Annie's death brings changes for the rest of the girls. Madge marries Jay (Randy Quaid), an older man who deflowered her, Deirdre no longer acts boy-crazy, and Jeannie graduates from high school and is about to head off to college. After Madge and Jay's wedding, Jeannie visits Annie's grave and smokes a cigarette. With a smile, she muses that Annie wanted to be buried under a pear tree, "not in a box or anything", so that each year her friends could come by, have a pear and say, "Annie's tastin' good this year, huh?"
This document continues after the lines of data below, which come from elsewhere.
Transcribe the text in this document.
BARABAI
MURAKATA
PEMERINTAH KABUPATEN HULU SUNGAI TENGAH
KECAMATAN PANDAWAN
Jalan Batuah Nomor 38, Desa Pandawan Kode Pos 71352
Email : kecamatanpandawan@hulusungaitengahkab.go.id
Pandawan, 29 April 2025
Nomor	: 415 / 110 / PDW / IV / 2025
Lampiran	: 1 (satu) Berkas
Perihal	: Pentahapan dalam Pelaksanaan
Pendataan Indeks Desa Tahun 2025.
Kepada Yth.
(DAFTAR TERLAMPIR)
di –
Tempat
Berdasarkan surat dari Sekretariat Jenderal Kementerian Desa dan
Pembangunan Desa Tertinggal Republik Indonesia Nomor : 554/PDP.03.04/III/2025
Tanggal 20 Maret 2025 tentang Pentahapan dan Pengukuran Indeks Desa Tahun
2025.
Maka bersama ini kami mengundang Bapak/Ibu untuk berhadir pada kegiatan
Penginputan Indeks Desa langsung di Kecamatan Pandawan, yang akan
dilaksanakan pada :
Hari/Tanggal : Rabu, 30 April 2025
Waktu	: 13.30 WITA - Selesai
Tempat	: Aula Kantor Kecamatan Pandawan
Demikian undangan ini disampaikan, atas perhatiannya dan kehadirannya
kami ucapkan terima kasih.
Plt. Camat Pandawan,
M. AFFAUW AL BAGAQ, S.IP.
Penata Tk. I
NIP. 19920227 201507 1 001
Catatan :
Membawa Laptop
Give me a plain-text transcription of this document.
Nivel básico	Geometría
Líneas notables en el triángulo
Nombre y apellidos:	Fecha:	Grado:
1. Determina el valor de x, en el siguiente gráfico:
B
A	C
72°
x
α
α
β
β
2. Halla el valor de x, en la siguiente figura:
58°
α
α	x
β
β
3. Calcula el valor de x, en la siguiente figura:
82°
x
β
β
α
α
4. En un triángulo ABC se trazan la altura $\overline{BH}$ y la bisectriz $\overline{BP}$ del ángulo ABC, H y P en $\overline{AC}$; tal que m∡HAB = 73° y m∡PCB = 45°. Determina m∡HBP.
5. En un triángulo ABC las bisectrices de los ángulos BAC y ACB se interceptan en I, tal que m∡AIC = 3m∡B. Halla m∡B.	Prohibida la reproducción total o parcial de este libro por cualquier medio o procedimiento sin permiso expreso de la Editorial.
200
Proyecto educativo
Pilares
Foxes details the exploits of four teenage San Fernando Valley girls as they drink, dope and sleep their way into oblivion. Jeanie (Jodie Foster, in a standout performance), the most grounded of the quartet, deals with her burned-out working-student-mother (Sally Kellerman, also excellent) while playing mother to her cohorts; Annie (Cherie Currie), a promiscuous drug-vacuum, attempts to dodge her psychotic police officer-father while partying round the clock; Madge (Marilyn Kagan), an overweight tag-along, who tries desperately to fit in with her wilder friends; and Deirdre (Kandice Stroh); an insecure liar and also-ran. While the performances (particularly the aforementioned) are good, and the direction is solid, the script doesn't seem to go anywhere; maybe that's the point, though, since neither do the characters in their vacuous, instant-gratification-based existences.